On Brief Interviews With Hideous Men
Wallace, David Foster. Brief Interviews With Hideous Men. Reprint ed. New York: Little, Brown and Company, 2009. pp. 336. eBook. $9.99.
The title is apt — the men here are fairly hideous, and not only in the sections that are literally brief interviews with hideous men. It’s classic Wallace: he plays with narrative structure and style without ever lapsing into postmodern cynicism.

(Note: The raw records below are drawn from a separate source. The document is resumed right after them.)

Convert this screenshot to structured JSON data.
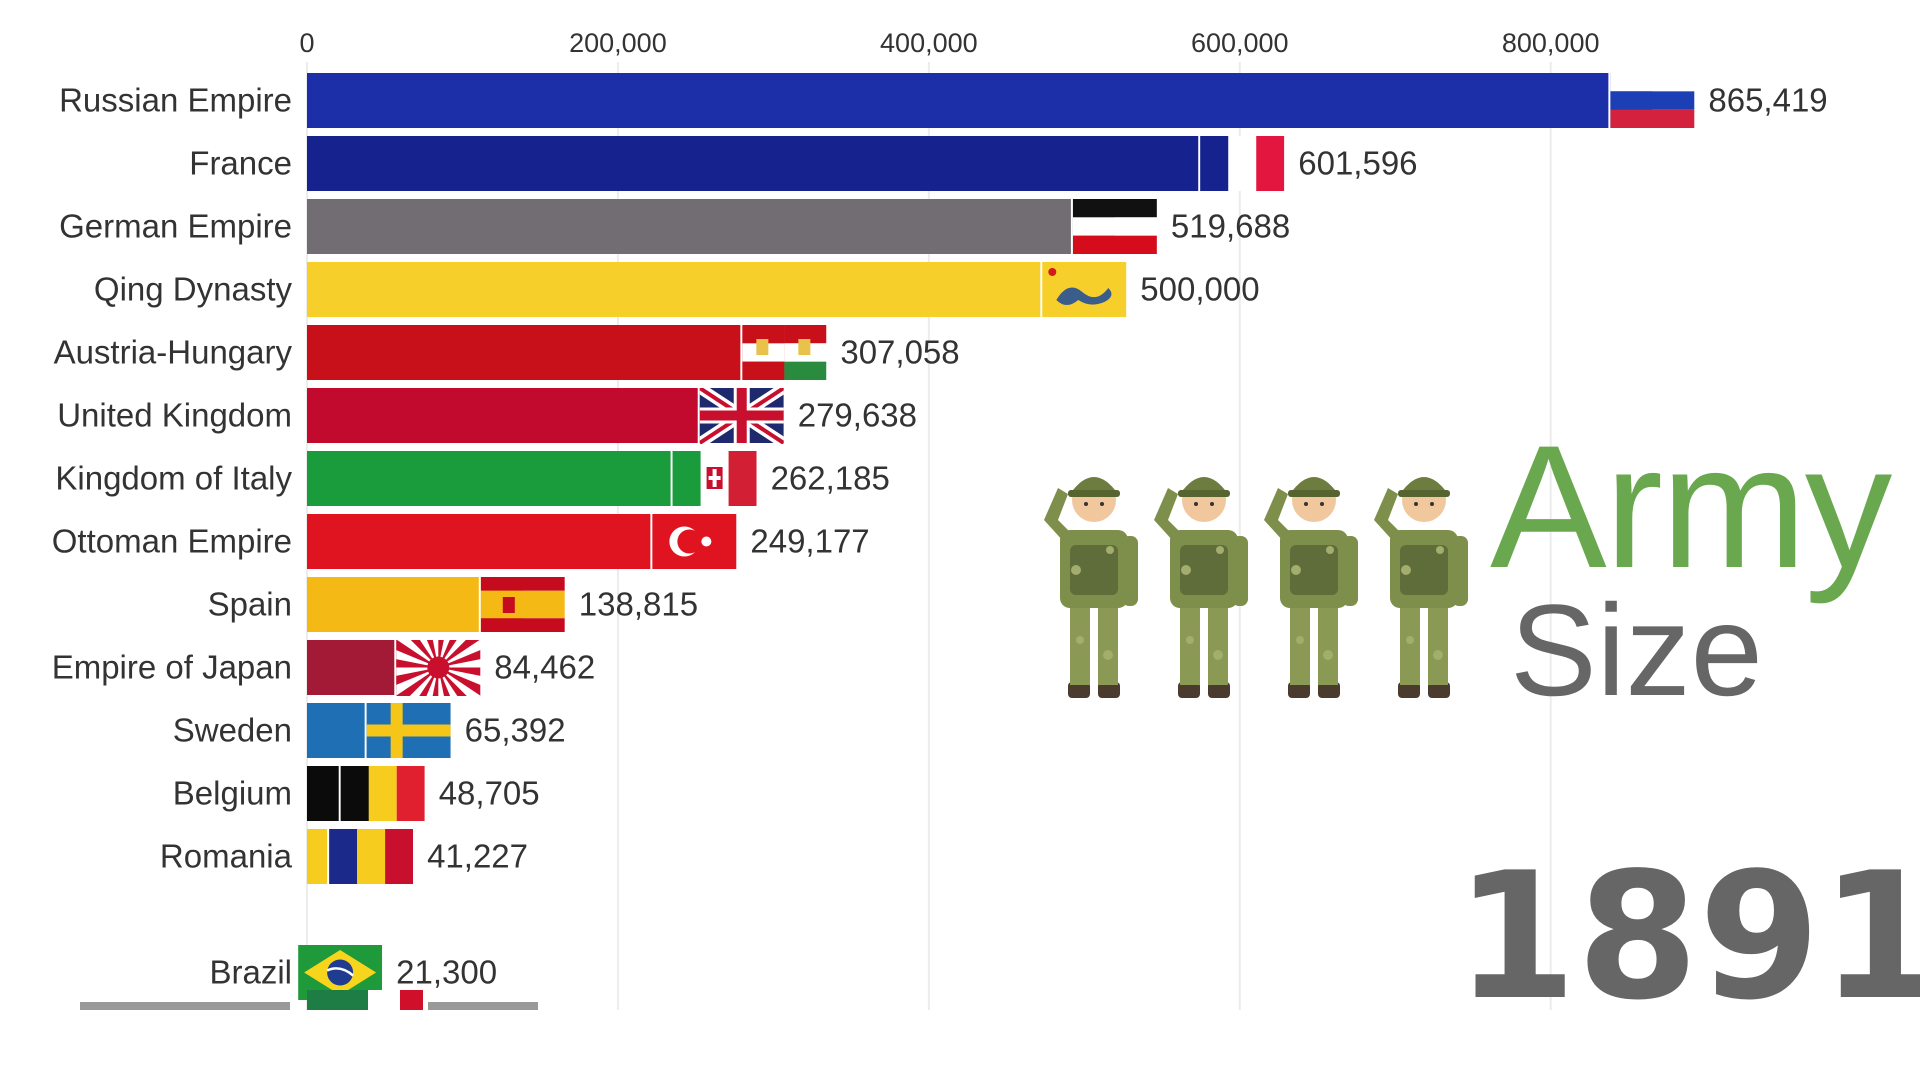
{
  "title_main": "Army",
  "title_sub": "Size",
  "year": "1891",
  "chart_data": {
    "type": "bar",
    "orientation": "horizontal",
    "xlim": [
      0,
      900000
    ],
    "x_ticks": [
      0,
      200000,
      400000,
      600000,
      800000
    ],
    "x_tick_labels": [
      "0",
      "200,000",
      "400,000",
      "600,000",
      "800,000"
    ],
    "grid": true,
    "categories": [
      "Russian Empire",
      "France",
      "German Empire",
      "Qing Dynasty",
      "Austria-Hungary",
      "United Kingdom",
      "Kingdom of Italy",
      "Ottoman Empire",
      "Spain",
      "Empire of Japan",
      "Sweden",
      "Belgium",
      "Romania",
      "Brazil"
    ],
    "values": [
      865419,
      601596,
      519688,
      500000,
      307058,
      279638,
      262185,
      249177,
      138815,
      84462,
      65392,
      48705,
      41227,
      21300
    ],
    "value_labels": [
      "865,419",
      "601,596",
      "519,688",
      "500,000",
      "307,058",
      "279,638",
      "262,185",
      "249,177",
      "138,815",
      "84,462",
      "65,392",
      "48,705",
      "41,227",
      "21,300"
    ],
    "bar_colors": [
      "#1d2fa8",
      "#16238f",
      "#716d72",
      "#f7cf2a",
      "#c8101b",
      "#c20a2f",
      "#1b9c3c",
      "#e01320",
      "#f4b914",
      "#a31a36",
      "#1f6fb5",
      "#0b0b0b",
      "#f6cd1e",
      "#1f9a3a"
    ],
    "flags": [
      "russia-flag-icon",
      "france-flag-icon",
      "german-empire-flag-icon",
      "qing-flag-icon",
      "austria-hungary-flag-icon",
      "uk-flag-icon",
      "italy-flag-icon",
      "ottoman-flag-icon",
      "spain-flag-icon",
      "japan-flag-icon",
      "sweden-flag-icon",
      "belgium-flag-icon",
      "romania-flag-icon",
      "brazil-flag-icon"
    ]
  }
}
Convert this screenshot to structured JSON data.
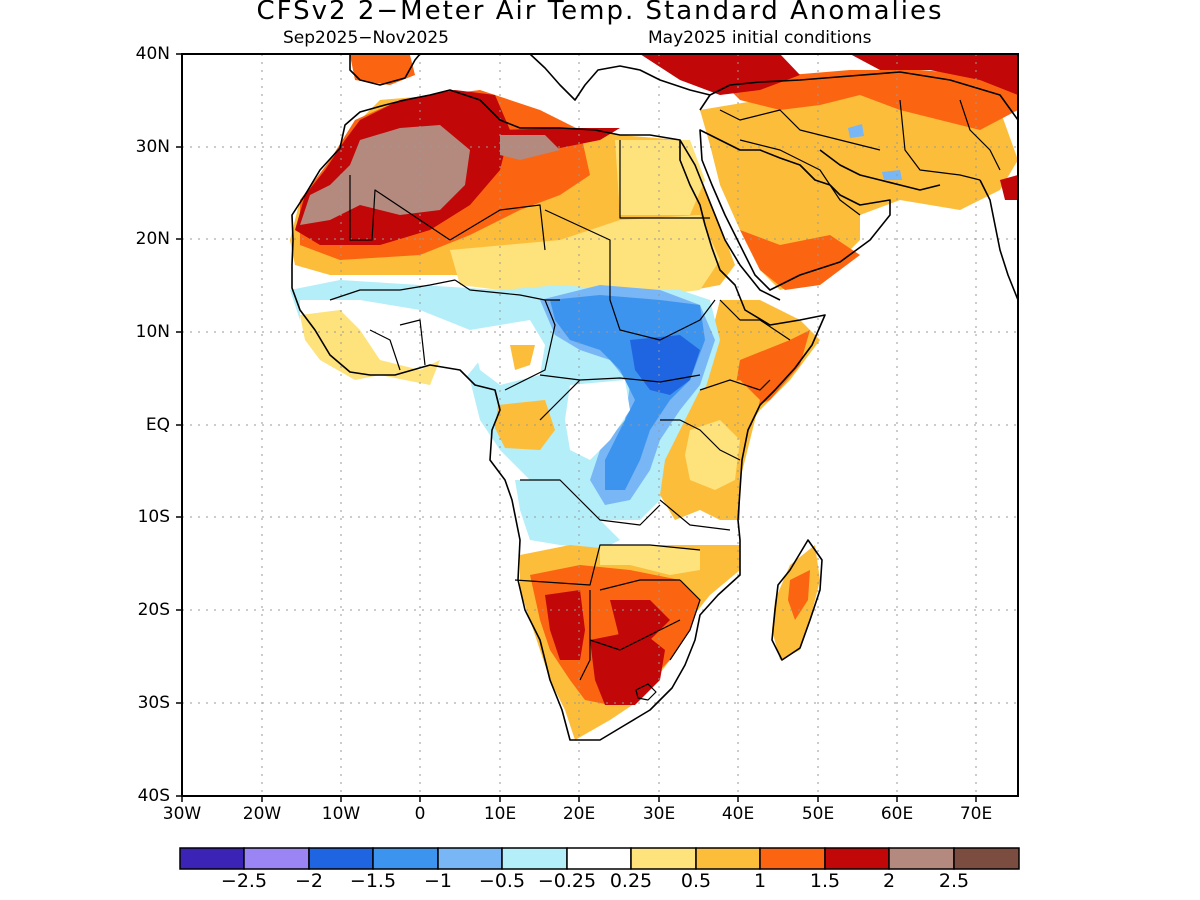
{
  "header": {
    "title": "CFSv2 2−Meter Air Temp. Standard Anomalies",
    "period": "Sep2025−Nov2025",
    "init": "May2025 initial conditions"
  },
  "axes": {
    "lat_labels": [
      "40N",
      "30N",
      "20N",
      "10N",
      "EQ",
      "10S",
      "20S",
      "30S",
      "40S"
    ],
    "lon_labels": [
      "30W",
      "20W",
      "10W",
      "0",
      "10E",
      "20E",
      "30E",
      "40E",
      "50E",
      "60E",
      "70E"
    ]
  },
  "legend": {
    "colors": [
      "#3b24b5",
      "#9b85f4",
      "#1f64e0",
      "#3d94ef",
      "#78b6f5",
      "#b3eef9",
      "#ffffff",
      "#fee27c",
      "#fcbd3b",
      "#fb6511",
      "#c10707",
      "#b48a7e",
      "#7a4d40"
    ],
    "labels": [
      "−2.5",
      "−2",
      "−1.5",
      "−1",
      "−0.5",
      "−0.25",
      "0.25",
      "0.5",
      "1",
      "1.5",
      "2",
      "2.5"
    ]
  }
}
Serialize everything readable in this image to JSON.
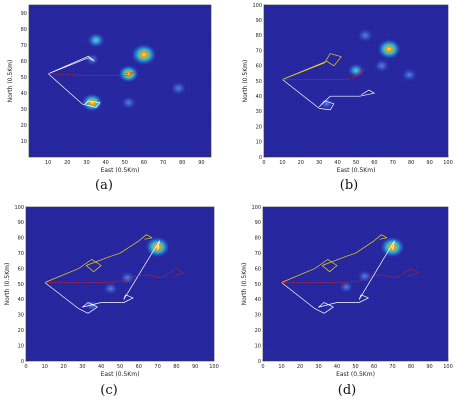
{
  "figure": {
    "captions": [
      "(a)",
      "(b)",
      "(c)",
      "(d)"
    ]
  },
  "chart_data": [
    {
      "type": "heatmap",
      "panel": "(a)",
      "xlabel": "East (0.5Km)",
      "ylabel": "North (0.5Km)",
      "xlim": [
        0,
        95
      ],
      "ylim": [
        0,
        95
      ],
      "xticks": [
        "10",
        "20",
        "30",
        "40",
        "50",
        "60",
        "70",
        "80",
        "90"
      ],
      "yticks": [
        "10",
        "20",
        "30",
        "40",
        "50",
        "60",
        "70",
        "80",
        "90"
      ],
      "background_color": "#2a2aa8",
      "hotspots": [
        {
          "x": 35,
          "y": 73,
          "intensity": 0.55
        },
        {
          "x": 60,
          "y": 64,
          "intensity": 1.0
        },
        {
          "x": 52,
          "y": 52,
          "intensity": 0.7
        },
        {
          "x": 33,
          "y": 34,
          "intensity": 0.75
        },
        {
          "x": 78,
          "y": 43,
          "intensity": 0.4
        },
        {
          "x": 52,
          "y": 34,
          "intensity": 0.35
        },
        {
          "x": 33,
          "y": 61,
          "intensity": 0.3
        }
      ],
      "tracks": [
        {
          "color": "#ffffff",
          "points": [
            [
              10,
              52
            ],
            [
              31,
              63
            ],
            [
              34,
              60
            ],
            [
              31,
              62
            ],
            [
              10,
              52
            ],
            [
              28,
              33
            ],
            [
              35,
              31
            ],
            [
              37,
              34
            ],
            [
              31,
              35
            ],
            [
              29,
              33
            ]
          ]
        },
        {
          "color": "#e02020",
          "points": [
            [
              10,
              52
            ],
            [
              30,
              51
            ],
            [
              45,
              51
            ],
            [
              52,
              51
            ],
            [
              55,
              53
            ],
            [
              50,
              52
            ]
          ]
        }
      ]
    },
    {
      "type": "heatmap",
      "panel": "(b)",
      "xlabel": "East (0.5Km)",
      "ylabel": "North (0.5Km)",
      "xlim": [
        0,
        100
      ],
      "ylim": [
        0,
        100
      ],
      "xticks": [
        "0",
        "10",
        "20",
        "30",
        "40",
        "50",
        "60",
        "70",
        "80",
        "90",
        "100"
      ],
      "yticks": [
        "0",
        "10",
        "20",
        "30",
        "40",
        "50",
        "60",
        "70",
        "80",
        "90",
        "100"
      ],
      "background_color": "#2a2aa8",
      "hotspots": [
        {
          "x": 55,
          "y": 80,
          "intensity": 0.4
        },
        {
          "x": 68,
          "y": 71,
          "intensity": 0.9
        },
        {
          "x": 64,
          "y": 60,
          "intensity": 0.35
        },
        {
          "x": 50,
          "y": 57,
          "intensity": 0.45
        },
        {
          "x": 79,
          "y": 54,
          "intensity": 0.35
        },
        {
          "x": 34,
          "y": 35,
          "intensity": 0.25
        }
      ],
      "tracks": [
        {
          "color": "#e8d020",
          "points": [
            [
              10,
              51
            ],
            [
              33,
              62
            ],
            [
              36,
              68
            ],
            [
              42,
              66
            ],
            [
              38,
              60
            ],
            [
              34,
              63
            ],
            [
              10,
              51
            ]
          ]
        },
        {
          "color": "#ffffff",
          "points": [
            [
              10,
              51
            ],
            [
              30,
              32
            ],
            [
              36,
              31
            ],
            [
              38,
              35
            ],
            [
              33,
              37
            ],
            [
              30,
              33
            ],
            [
              36,
              40
            ],
            [
              52,
              40
            ],
            [
              60,
              42
            ],
            [
              57,
              44
            ],
            [
              53,
              41
            ]
          ]
        },
        {
          "color": "#e02020",
          "points": [
            [
              10,
              51
            ],
            [
              30,
              51
            ],
            [
              45,
              51
            ],
            [
              50,
              53
            ],
            [
              55,
              58
            ],
            [
              52,
              55
            ],
            [
              48,
              52
            ]
          ]
        }
      ]
    },
    {
      "type": "heatmap",
      "panel": "(c)",
      "xlabel": "East (0.5Km)",
      "ylabel": "North (0.5Km)",
      "xlim": [
        0,
        100
      ],
      "ylim": [
        0,
        100
      ],
      "xticks": [
        "0",
        "10",
        "20",
        "30",
        "40",
        "50",
        "60",
        "70",
        "80",
        "90",
        "100"
      ],
      "yticks": [
        "0",
        "10",
        "20",
        "30",
        "40",
        "50",
        "60",
        "70",
        "80",
        "90",
        "100"
      ],
      "background_color": "#2a2aa8",
      "hotspots": [
        {
          "x": 70,
          "y": 74,
          "intensity": 0.95
        },
        {
          "x": 54,
          "y": 54,
          "intensity": 0.35
        },
        {
          "x": 45,
          "y": 47,
          "intensity": 0.3
        },
        {
          "x": 35,
          "y": 36,
          "intensity": 0.2
        }
      ],
      "tracks": [
        {
          "color": "#e8d020",
          "points": [
            [
              10,
              51
            ],
            [
              28,
              60
            ],
            [
              35,
              66
            ],
            [
              40,
              62
            ],
            [
              36,
              58
            ],
            [
              32,
              62
            ],
            [
              45,
              68
            ],
            [
              50,
              70
            ],
            [
              60,
              78
            ],
            [
              64,
              82
            ],
            [
              67,
              80
            ],
            [
              63,
              79
            ]
          ]
        },
        {
          "color": "#ffffff",
          "points": [
            [
              10,
              51
            ],
            [
              28,
              34
            ],
            [
              33,
              31
            ],
            [
              38,
              35
            ],
            [
              33,
              38
            ],
            [
              30,
              35
            ],
            [
              40,
              38
            ],
            [
              52,
              38
            ],
            [
              57,
              41
            ],
            [
              53,
              43
            ],
            [
              52,
              40
            ],
            [
              68,
              72
            ],
            [
              71,
              78
            ],
            [
              70,
              72
            ]
          ]
        },
        {
          "color": "#e02020",
          "points": [
            [
              10,
              51
            ],
            [
              30,
              51
            ],
            [
              45,
              51
            ],
            [
              52,
              52
            ],
            [
              58,
              55
            ],
            [
              64,
              56
            ],
            [
              72,
              54
            ],
            [
              80,
              60
            ],
            [
              84,
              57
            ],
            [
              78,
              55
            ]
          ]
        }
      ]
    },
    {
      "type": "heatmap",
      "panel": "(d)",
      "xlabel": "East (0.5Km)",
      "ylabel": "North (0.5Km)",
      "xlim": [
        0,
        100
      ],
      "ylim": [
        0,
        100
      ],
      "xticks": [
        "0",
        "10",
        "20",
        "30",
        "40",
        "50",
        "60",
        "70",
        "80",
        "90",
        "100"
      ],
      "yticks": [
        "0",
        "10",
        "20",
        "30",
        "40",
        "50",
        "60",
        "70",
        "80",
        "90",
        "100"
      ],
      "background_color": "#2a2aa8",
      "hotspots": [
        {
          "x": 70,
          "y": 74,
          "intensity": 0.95
        },
        {
          "x": 55,
          "y": 55,
          "intensity": 0.3
        },
        {
          "x": 45,
          "y": 48,
          "intensity": 0.25
        }
      ],
      "tracks": [
        {
          "color": "#e8d020",
          "points": [
            [
              10,
              51
            ],
            [
              28,
              60
            ],
            [
              35,
              66
            ],
            [
              40,
              62
            ],
            [
              36,
              58
            ],
            [
              32,
              62
            ],
            [
              45,
              68
            ],
            [
              50,
              70
            ],
            [
              60,
              78
            ],
            [
              64,
              82
            ],
            [
              67,
              80
            ],
            [
              63,
              79
            ]
          ]
        },
        {
          "color": "#ffffff",
          "points": [
            [
              10,
              51
            ],
            [
              28,
              34
            ],
            [
              33,
              31
            ],
            [
              38,
              35
            ],
            [
              33,
              38
            ],
            [
              30,
              35
            ],
            [
              40,
              38
            ],
            [
              52,
              38
            ],
            [
              57,
              41
            ],
            [
              53,
              43
            ],
            [
              52,
              40
            ],
            [
              68,
              72
            ],
            [
              71,
              78
            ],
            [
              70,
              72
            ]
          ]
        },
        {
          "color": "#e02020",
          "points": [
            [
              10,
              51
            ],
            [
              30,
              51
            ],
            [
              45,
              51
            ],
            [
              52,
              52
            ],
            [
              58,
              55
            ],
            [
              64,
              56
            ],
            [
              72,
              54
            ],
            [
              80,
              60
            ],
            [
              84,
              57
            ],
            [
              78,
              55
            ]
          ]
        }
      ]
    }
  ]
}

There’s a great deal of the ridiculous, but also a streak of admirable sincerity that I wish had become the norm rather than the constant bewilderment we have instead.
Besides the title interviews, the standouts were “Forever Overhead,” “The Depressed Person,” “Think,” “Octet,” “Adult World,” and “On His Deathbed, Holding Your Hand, the Acclaimed New Young Off-Broadway Playwright’s Father Begs a Boon.” “Forever Overhead” is a genuinely touching piece about a thirteen-year-old trying to master his fear of the diving board. “The Depressed Person” is savage about the narcissism that so often comes with depression — I was shocked when its protagonist, consumed by her non-problems, monopolizes the time of a friend undergoing chemotherapy, a friend who bears it all with a stoic calm. “Think” gives us the view of a particularly hideous man, with a twist hard to parse, and it’s impossible not to laugh. “Adult World” handles a different narcissism — a woman so self-conscious she’s literally incapable of imagining that not everything is about her, and the depiction of her epiphany is especially good. “Octet” is remarkably experimental, starting from a premise that keeps unraveling until it collapses into recursive writing about the story itself; it’s so Wallace. The deathbed story is brutal, and it reminds me of the AA meetings Wallace draws out at length in Infinite Jest.
The one story I really couldn’t stand was “Tri-Stan: I Sold Sissee Nar to Ecko.” I couldn’t make sense of it — though others may have better luck than I did.